Latest update November 25th, 2024 1:00 AM
Jan 15, 2022 Features / Columnists, Peeping Tom
Kaieteur News – The local private sector appears to have either a poor or selective memory. It seems to have forgotten that on the 2nd August, 2018, the Guyana Manufacturing and Services Association held its Annual Luncheon at the Guyana Pegasus Hotel. The Guest Speaker at that event was the distinguished President of the Caribbean Court of Justice, Justice Adrian Saunders.
In his remarks, he related to those gathered that states are not entitled to discriminate between or among regional private entities. In other words, what the President of the CCJ was saying was that a Member State of the CARICOM cannot extend preferential treatment to a local company to the disadvantage of a regional firm.
Article 7 of the Revised Treaty of Chaguaramas (RTC) states: “Within the scope of the application of this Treaty and without prejudice to any special provision contained therein, any discrimination on grounds of nationality only shall be prohibited.”
He also observed that, “This approach led the court to order one state to repay to a private entity of another state, millions of dollars in taxes that had been imposed on the private entity in circumstances where local private entities were being exempted from paying the tax.”
In another presentation entitled, “ the Revised Treaty of Chaguaramas: Conflicts and Contradictions for the Island State”, Justice Saunders had described Article 7 as a general prohibition against discrimination on the grounds of his or her nationality and further stated that this translates to a right of every citizen not to be discriminated against on grounds of his or her nationality.
Those who misguidedly argue that Guyana’s laws take precedence over a regional law are erring. It has long been held that community law takes precedence over any conflicting national law.
Recourse exists for aggrieved parties to take their case to the CCJ. In 2007, then President of the CCJ, Michael de la Bastide, addressed the Annual Dinner of the Rotary Club of Georgetown and made this observation: “When one considers such provisions of the Treaty as the general prohibition in Article 7 against discrimination on the grounds of nationality alone, and those designed to eradicate anti-competitive business conduct within the region, one might well conclude that the breach by a Member State of virtually any provision of the Treaty could give an individual or company the right to bring proceedings in the Court.”
Such proceeds have indeed been brought. Guyana was found by the CCJ to be in defiance of the principle of non-discrimination, not once but twice.
It again is in violation of the RTC. Guyana’s local content law is discriminatory against regional firms. The local content law provides for locals to enjoy as much as 90 percent of services such as rental of office space, apartments and houses and accounting services. It also carves out exclusively for locals, services such as customs brokerage, transportation, insurance and legal services.

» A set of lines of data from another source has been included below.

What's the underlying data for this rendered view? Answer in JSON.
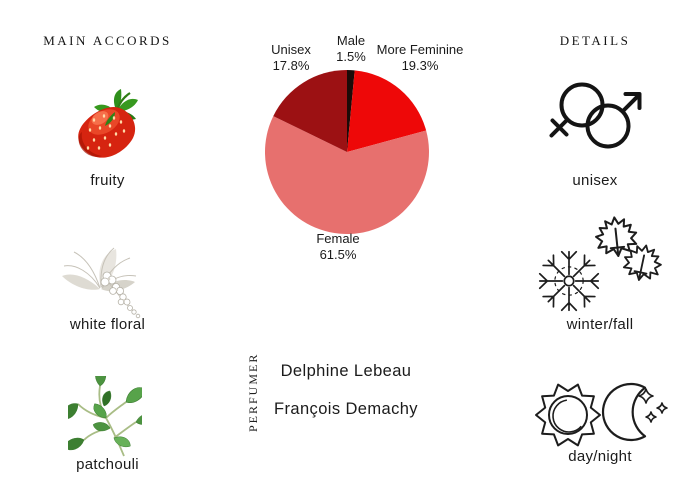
{
  "main_accords": {
    "title": "MAIN ACCORDS",
    "items": [
      {
        "label": "fruity",
        "icon": "strawberry-image"
      },
      {
        "label": "white floral",
        "icon": "white-floral-image"
      },
      {
        "label": "patchouli",
        "icon": "patchouli-image"
      }
    ]
  },
  "details": {
    "title": "DETAILS",
    "items": [
      {
        "label": "unisex",
        "icon": "unisex-gender-icon"
      },
      {
        "label": "winter/fall",
        "icon": "snowflake-and-maple-leaves-icon"
      },
      {
        "label": "day/night",
        "icon": "sun-and-moon-icon"
      }
    ]
  },
  "perfumer": {
    "title": "PERFUMER",
    "names": [
      "Delphine Lebeau",
      "François Demachy"
    ]
  },
  "chart_data": {
    "type": "pie",
    "title": "",
    "start_angle_deg": -90,
    "direction": "clockwise",
    "legend_position": "labels-around-pie",
    "slices": [
      {
        "label": "Male",
        "value": 1.5,
        "pct_label": "1.5%",
        "color": "#1c0b08"
      },
      {
        "label": "More Feminine",
        "value": 19.3,
        "pct_label": "19.3%",
        "color": "#ee0808"
      },
      {
        "label": "Female",
        "value": 61.5,
        "pct_label": "61.5%",
        "color": "#e7706e"
      },
      {
        "label": "Unisex",
        "value": 17.8,
        "pct_label": "17.8%",
        "color": "#9c1113"
      }
    ]
  }
}
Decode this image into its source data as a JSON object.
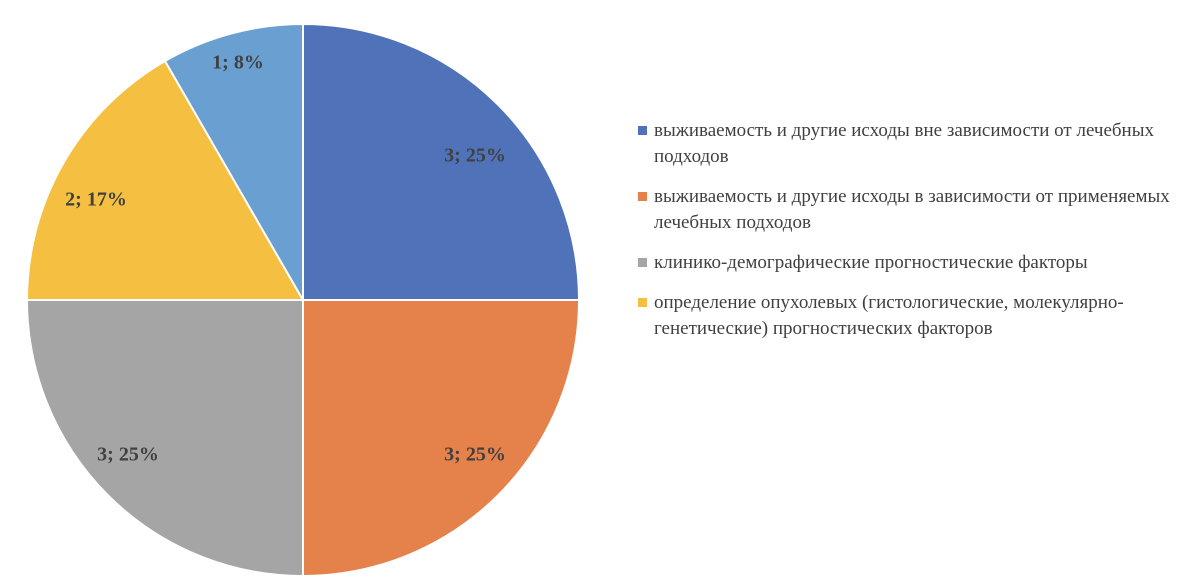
{
  "chart_data": {
    "type": "pie",
    "title": "",
    "slices": [
      {
        "name": "выживаемость и другие исходы вне зависимости от лечебных подходов",
        "value": 3,
        "percent": 25,
        "label": "3; 25%",
        "color": "#4f72b8"
      },
      {
        "name": "выживаемость и другие исходы в зависимости от применяемых лечебных подходов",
        "value": 3,
        "percent": 25,
        "label": "3; 25%",
        "color": "#e5814a"
      },
      {
        "name": "клинико-демографические прогностические факторы",
        "value": 3,
        "percent": 25,
        "label": "3; 25%",
        "color": "#a5a5a5"
      },
      {
        "name": "определение опухолевых (гистологические, молекулярно-генетические) прогностических факторов",
        "value": 2,
        "percent": 17,
        "label": "2; 17%",
        "color": "#f5bf41"
      },
      {
        "name": "",
        "value": 1,
        "percent": 8,
        "label": "1; 8%",
        "color": "#6a9fd2"
      }
    ],
    "legend_position": "right",
    "start_angle": "top, clockwise"
  }
}
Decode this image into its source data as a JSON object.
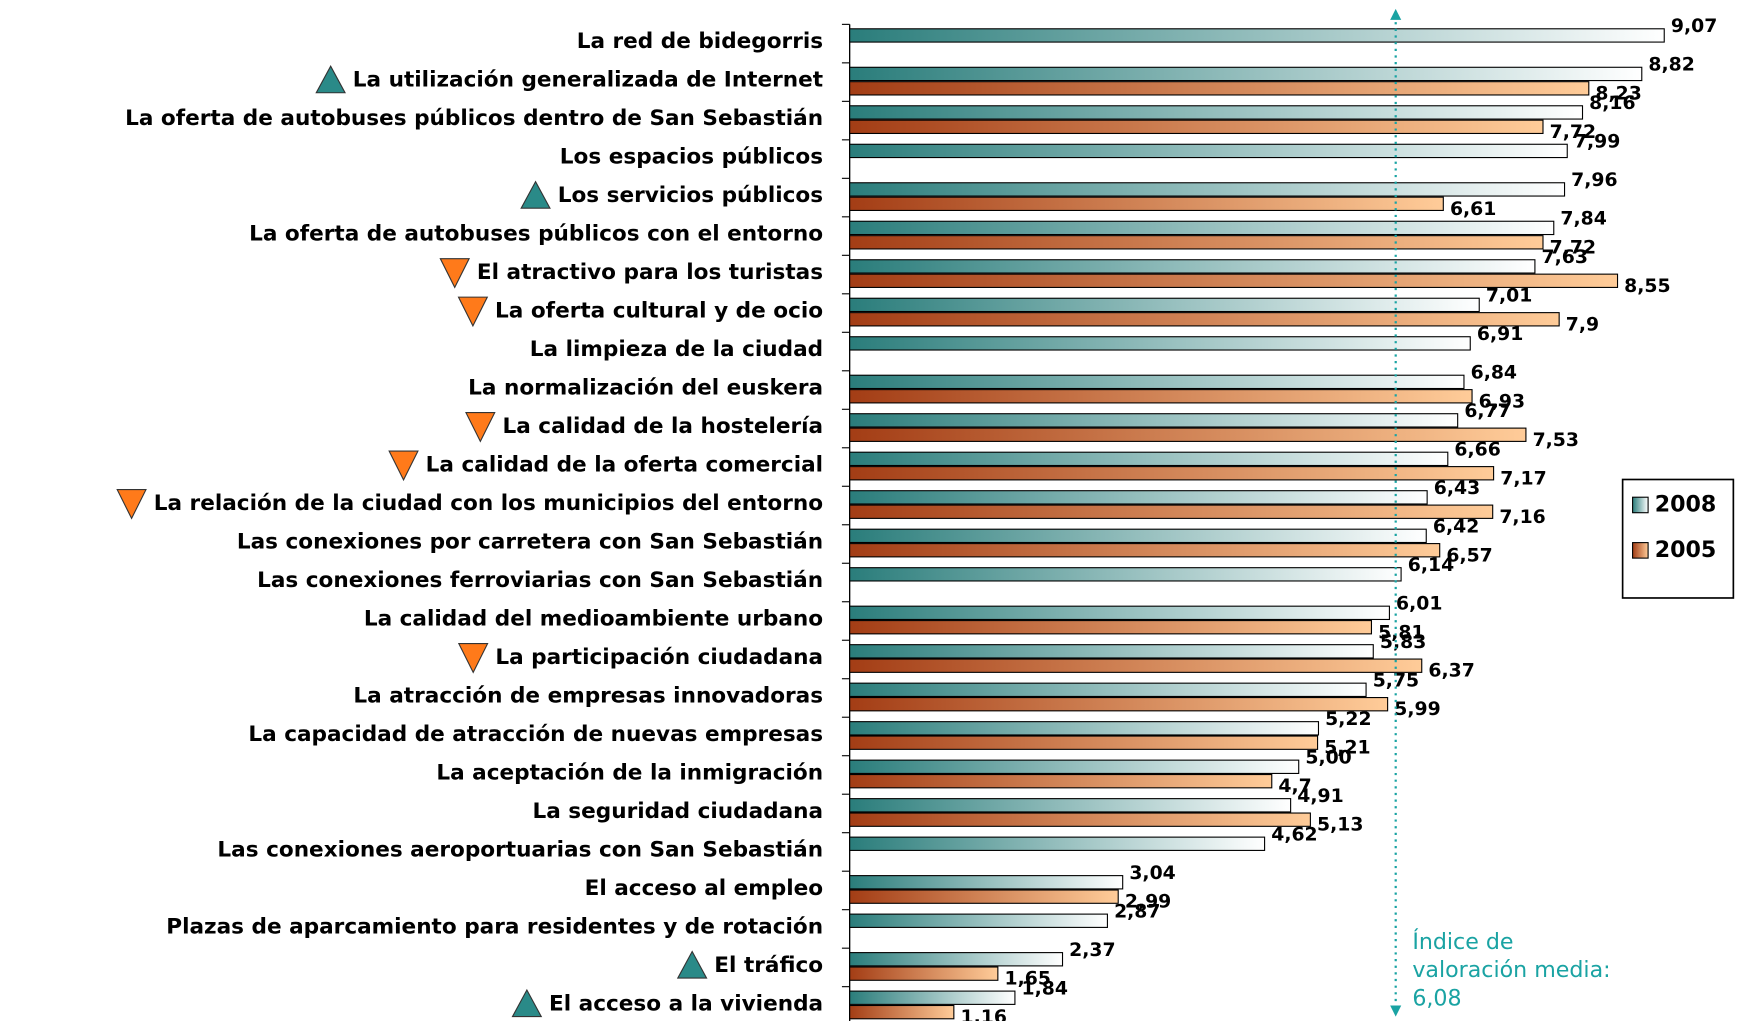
{
  "chart_data": {
    "type": "bar",
    "orientation": "horizontal",
    "categories": [
      "La red de bidegorris",
      "La utilización generalizada de Internet",
      "La oferta de autobuses públicos dentro de San Sebastián",
      "Los espacios públicos",
      "Los servicios públicos",
      "La oferta de autobuses públicos con el entorno",
      "El atractivo para los turistas",
      "La oferta cultural y de ocio",
      "La limpieza de la ciudad",
      "La normalización del euskera",
      "La calidad de la hostelería",
      "La calidad de la oferta comercial",
      "La relación de la ciudad con los municipios del entorno",
      "Las conexiones por carretera con San Sebastián",
      "Las conexiones ferroviarias con San Sebastián",
      "La calidad del medioambiente urbano",
      "La participación ciudadana",
      "La atracción de empresas innovadoras",
      "La capacidad de atracción de nuevas empresas",
      "La aceptación de la inmigración",
      "La seguridad ciudadana",
      "Las conexiones aeroportuarias con San Sebastián",
      "El acceso al empleo",
      "Plazas de aparcamiento para residentes y de rotación",
      "El tráfico",
      "El acceso a la vivienda"
    ],
    "trends": [
      null,
      "up",
      null,
      null,
      "up",
      null,
      "down",
      "down",
      null,
      null,
      "down",
      "down",
      "down",
      null,
      null,
      null,
      "down",
      null,
      null,
      null,
      null,
      null,
      null,
      null,
      "up",
      "up"
    ],
    "trend_colors": {
      "up": "#2a8a88",
      "down": "#ff7a1a"
    },
    "series": [
      {
        "name": "2008",
        "color": "#2a7d7b",
        "gradient_to": "#ffffff",
        "values": [
          9.07,
          8.82,
          8.16,
          7.99,
          7.96,
          7.84,
          7.63,
          7.01,
          6.91,
          6.84,
          6.77,
          6.66,
          6.43,
          6.42,
          6.14,
          6.01,
          5.83,
          5.75,
          5.22,
          5.0,
          4.91,
          4.62,
          3.04,
          2.87,
          2.37,
          1.84
        ],
        "value_labels": [
          "9,07",
          "8,82",
          "8,16",
          "7,99",
          "7,96",
          "7,84",
          "7,63",
          "7,01",
          "6,91",
          "6,84",
          "6,77",
          "6,66",
          "6,43",
          "6,42",
          "6,14",
          "6,01",
          "5,83",
          "5,75",
          "5,22",
          "5,00",
          "4,91",
          "4,62",
          "3,04",
          "2,87",
          "2,37",
          "1,84"
        ]
      },
      {
        "name": "2005",
        "color": "#a33d15",
        "gradient_to": "#ffcc99",
        "values": [
          null,
          8.23,
          7.72,
          null,
          6.61,
          7.72,
          8.55,
          7.9,
          null,
          6.93,
          7.53,
          7.17,
          7.16,
          6.57,
          null,
          5.81,
          6.37,
          5.99,
          5.21,
          4.7,
          5.13,
          null,
          2.99,
          null,
          1.65,
          1.16
        ],
        "value_labels": [
          null,
          "8,23",
          "7,72",
          null,
          "6,61",
          "7,72",
          "8,55",
          "7,9",
          null,
          "6,93",
          "7,53",
          "7,17",
          "7,16",
          "6,57",
          null,
          "5,81",
          "6,37",
          "5,99",
          "5,21",
          "4,7",
          "5,13",
          null,
          "2,99",
          null,
          "1,65",
          "1,16"
        ]
      }
    ],
    "xlim": [
      0,
      10
    ],
    "reference_line": {
      "value": 6.08,
      "color": "#1aa3a3",
      "label_lines": [
        "Índice de",
        "valoración media:",
        "6,08"
      ]
    },
    "legend": "right"
  }
}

These targets prohibit access of regional firm and therefore, are in flagrant violation of Article 7 of the RTC.
They also collide with other provisions of the RTC. Article 37(1) of the RTC states, “Subject to the provisions of this Treaty, Member States shall abolish discriminatory restrictions on the provision of services within the Community in respect to Community nationals.”
Article 38 states, “Subject to the provisions of this Chapter, the Member States shall remove discriminatory restrictions in the banking, insurance and other financial services.”
The private sector, however, wants to ignore the RTC and to argue a case that Guyana’s interests come first. In a feeble attempt to defend Guyana’s recent assented Local Content law, the Private Sector Commission stated, “We therefore stand by and fully endorse the aims and objectives of the Act which are designed to ensure that Guyanese companies and nationals benefit from the Oil and Gas sector.”
Well, the PSC has to decide whether it wants to be part of the Caribbean Community or not. It has to make a choice between insularity and regionalism. It cannot, on the one hand, profess its support for regional integration and for a single market and economy then, on the other hand, seek to defend the country’s local content law which denies the rights of other Community nationals.
(The views expressed in this article are those of the author and do not necessarily reflect the opinions of this newspaper.)